McDonald’s is expected to generate a modest profit from its $5 meal deal, with profit margins estimated between 1% and 5%, translating to earnings of approximately $0.05 to $0.25 per bundle sold, according to restaurant analyst Mark Kalinowski.
Kalinowski noted that the meal deal is part of McDonald’s strategy to attract consumers who are feeling the pressure of inflation. The goal is to encourage additional purchases beyond the initial $5 offering.
However, profitability will be influenced by various factors, including the cost of ingredients, labor, and overhead expenses. Arlene Spiegel, president of consulting firm Arlene Spiegel & Associates, emphasized that the $5 meal deal is “more promotional than profitable.”
Although the deal may help draw customers back into the restaurants, it does not guarantee that franchise owners will see any profits, as around 95% of McDonald’s locations are franchise-operated. Franchisees are responsible for setting their own prices and must cover various costs such as rent, insurance, permits, and taxes.

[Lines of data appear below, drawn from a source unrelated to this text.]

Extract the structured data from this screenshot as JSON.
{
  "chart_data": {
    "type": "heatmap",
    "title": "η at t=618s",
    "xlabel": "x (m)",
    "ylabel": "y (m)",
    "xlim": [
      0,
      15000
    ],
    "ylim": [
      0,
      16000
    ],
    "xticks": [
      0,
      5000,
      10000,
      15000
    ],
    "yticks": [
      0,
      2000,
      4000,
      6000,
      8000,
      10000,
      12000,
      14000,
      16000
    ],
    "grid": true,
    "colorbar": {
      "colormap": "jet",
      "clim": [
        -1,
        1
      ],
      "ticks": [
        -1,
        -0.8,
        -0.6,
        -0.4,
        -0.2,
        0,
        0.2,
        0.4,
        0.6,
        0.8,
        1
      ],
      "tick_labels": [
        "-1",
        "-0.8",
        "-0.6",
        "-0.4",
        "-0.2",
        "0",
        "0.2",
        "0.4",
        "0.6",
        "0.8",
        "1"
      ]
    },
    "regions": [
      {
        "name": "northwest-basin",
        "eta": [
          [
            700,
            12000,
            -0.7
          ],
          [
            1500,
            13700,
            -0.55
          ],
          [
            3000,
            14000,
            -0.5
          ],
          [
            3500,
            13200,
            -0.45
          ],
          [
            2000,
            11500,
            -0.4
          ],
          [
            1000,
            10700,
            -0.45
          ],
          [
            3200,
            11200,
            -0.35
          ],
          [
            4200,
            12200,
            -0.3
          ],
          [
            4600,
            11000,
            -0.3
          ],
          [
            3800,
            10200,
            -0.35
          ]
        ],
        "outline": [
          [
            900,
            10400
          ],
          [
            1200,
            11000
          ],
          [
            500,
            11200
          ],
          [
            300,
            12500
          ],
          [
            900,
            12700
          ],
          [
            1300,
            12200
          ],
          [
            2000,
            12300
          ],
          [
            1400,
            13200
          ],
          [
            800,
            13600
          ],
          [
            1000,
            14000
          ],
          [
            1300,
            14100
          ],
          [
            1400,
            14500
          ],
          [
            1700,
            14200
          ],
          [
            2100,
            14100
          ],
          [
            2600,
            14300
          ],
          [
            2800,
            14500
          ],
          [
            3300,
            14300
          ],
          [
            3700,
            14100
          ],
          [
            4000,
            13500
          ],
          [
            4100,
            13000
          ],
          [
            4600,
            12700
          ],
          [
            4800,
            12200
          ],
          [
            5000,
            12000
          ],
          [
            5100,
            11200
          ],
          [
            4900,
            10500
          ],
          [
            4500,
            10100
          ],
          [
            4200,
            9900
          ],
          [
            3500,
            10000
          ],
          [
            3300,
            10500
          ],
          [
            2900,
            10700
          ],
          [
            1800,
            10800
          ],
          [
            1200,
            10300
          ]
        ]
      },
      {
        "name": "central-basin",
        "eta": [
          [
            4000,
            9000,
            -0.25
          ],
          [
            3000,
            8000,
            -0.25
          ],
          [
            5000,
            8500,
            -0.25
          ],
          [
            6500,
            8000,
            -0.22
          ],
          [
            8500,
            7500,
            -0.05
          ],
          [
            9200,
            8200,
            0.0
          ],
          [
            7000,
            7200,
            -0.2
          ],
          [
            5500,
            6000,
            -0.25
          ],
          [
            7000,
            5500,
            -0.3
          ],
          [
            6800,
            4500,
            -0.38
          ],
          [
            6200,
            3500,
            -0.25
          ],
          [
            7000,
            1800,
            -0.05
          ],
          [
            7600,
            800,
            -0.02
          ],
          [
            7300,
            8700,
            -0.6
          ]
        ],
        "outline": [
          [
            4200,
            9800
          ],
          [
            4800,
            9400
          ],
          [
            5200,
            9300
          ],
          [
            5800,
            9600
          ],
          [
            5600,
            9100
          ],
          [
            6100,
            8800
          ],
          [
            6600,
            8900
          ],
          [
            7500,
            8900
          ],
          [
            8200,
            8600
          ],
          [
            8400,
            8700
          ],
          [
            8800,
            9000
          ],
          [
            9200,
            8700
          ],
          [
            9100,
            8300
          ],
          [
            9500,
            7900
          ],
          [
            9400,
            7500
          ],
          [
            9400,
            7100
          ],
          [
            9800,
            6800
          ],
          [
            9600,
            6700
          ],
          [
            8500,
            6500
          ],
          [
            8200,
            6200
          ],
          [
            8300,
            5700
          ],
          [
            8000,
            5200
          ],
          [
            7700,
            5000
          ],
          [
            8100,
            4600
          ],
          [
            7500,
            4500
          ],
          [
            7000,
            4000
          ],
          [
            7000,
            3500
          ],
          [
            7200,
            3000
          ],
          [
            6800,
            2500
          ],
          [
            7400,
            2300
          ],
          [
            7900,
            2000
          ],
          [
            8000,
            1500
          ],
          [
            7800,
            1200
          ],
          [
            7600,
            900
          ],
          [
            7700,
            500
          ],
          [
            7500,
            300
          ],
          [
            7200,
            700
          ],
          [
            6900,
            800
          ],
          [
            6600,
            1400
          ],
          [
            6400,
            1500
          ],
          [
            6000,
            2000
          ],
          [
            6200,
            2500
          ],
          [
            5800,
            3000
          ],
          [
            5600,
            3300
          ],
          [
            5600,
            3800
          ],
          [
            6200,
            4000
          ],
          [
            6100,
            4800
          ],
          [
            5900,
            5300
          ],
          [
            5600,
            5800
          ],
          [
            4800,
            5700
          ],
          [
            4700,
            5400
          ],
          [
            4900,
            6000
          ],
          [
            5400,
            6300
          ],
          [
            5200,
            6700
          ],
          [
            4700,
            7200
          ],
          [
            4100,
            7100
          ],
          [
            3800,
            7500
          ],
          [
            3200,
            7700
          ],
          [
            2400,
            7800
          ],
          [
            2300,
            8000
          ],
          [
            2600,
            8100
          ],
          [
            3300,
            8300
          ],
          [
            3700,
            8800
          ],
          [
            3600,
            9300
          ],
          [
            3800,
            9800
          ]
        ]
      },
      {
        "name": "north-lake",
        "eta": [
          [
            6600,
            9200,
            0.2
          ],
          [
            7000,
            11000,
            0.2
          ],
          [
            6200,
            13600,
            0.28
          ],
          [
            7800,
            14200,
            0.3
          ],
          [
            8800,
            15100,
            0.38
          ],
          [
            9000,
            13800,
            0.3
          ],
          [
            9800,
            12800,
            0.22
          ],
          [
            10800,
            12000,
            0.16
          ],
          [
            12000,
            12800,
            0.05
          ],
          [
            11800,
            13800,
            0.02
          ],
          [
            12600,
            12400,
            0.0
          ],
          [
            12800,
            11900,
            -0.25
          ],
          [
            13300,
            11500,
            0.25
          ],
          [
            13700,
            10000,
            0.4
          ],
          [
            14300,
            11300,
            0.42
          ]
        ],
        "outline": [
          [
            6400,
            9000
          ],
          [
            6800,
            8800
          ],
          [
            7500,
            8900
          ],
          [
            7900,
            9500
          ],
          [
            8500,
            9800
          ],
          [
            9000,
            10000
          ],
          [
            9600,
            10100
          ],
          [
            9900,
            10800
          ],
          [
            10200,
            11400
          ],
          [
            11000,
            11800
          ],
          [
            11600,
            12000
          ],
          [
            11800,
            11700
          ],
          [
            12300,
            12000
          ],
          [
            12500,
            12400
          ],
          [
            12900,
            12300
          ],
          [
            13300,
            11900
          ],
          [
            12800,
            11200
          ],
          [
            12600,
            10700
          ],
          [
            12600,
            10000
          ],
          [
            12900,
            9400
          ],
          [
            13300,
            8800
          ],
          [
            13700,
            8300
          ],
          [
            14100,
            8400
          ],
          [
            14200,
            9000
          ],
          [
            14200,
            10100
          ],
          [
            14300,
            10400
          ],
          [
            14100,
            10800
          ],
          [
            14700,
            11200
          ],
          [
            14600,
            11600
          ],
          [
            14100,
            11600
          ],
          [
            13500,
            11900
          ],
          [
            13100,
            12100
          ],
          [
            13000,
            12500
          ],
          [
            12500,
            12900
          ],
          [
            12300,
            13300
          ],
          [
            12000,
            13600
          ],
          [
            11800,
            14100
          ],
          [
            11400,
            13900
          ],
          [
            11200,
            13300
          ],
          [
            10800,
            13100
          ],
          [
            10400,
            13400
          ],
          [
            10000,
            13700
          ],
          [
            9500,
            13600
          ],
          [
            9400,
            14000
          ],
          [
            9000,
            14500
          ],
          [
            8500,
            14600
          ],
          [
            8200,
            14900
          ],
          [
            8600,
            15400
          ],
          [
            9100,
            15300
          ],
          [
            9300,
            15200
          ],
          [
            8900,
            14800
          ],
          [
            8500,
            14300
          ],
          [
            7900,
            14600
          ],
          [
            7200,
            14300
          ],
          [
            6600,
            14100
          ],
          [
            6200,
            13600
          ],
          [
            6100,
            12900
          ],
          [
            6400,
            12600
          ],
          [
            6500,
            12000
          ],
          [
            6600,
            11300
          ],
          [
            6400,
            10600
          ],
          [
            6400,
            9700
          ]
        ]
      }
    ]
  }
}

In May, U.S. president of McDonald’s, Joe Erlinger, mentioned that franchisees often run promotional offers like the $5 meal deal to alleviate overhead costs. Nonetheless, Spiegel characterized the bundle as more of a “loss leader” aimed at attracting and retaining customers. When factoring in additional expenses like labor, packaging, condiments, delivery charges, and marketing, she indicated that franchise owners may ultimately eliminate any potential profit from the deal.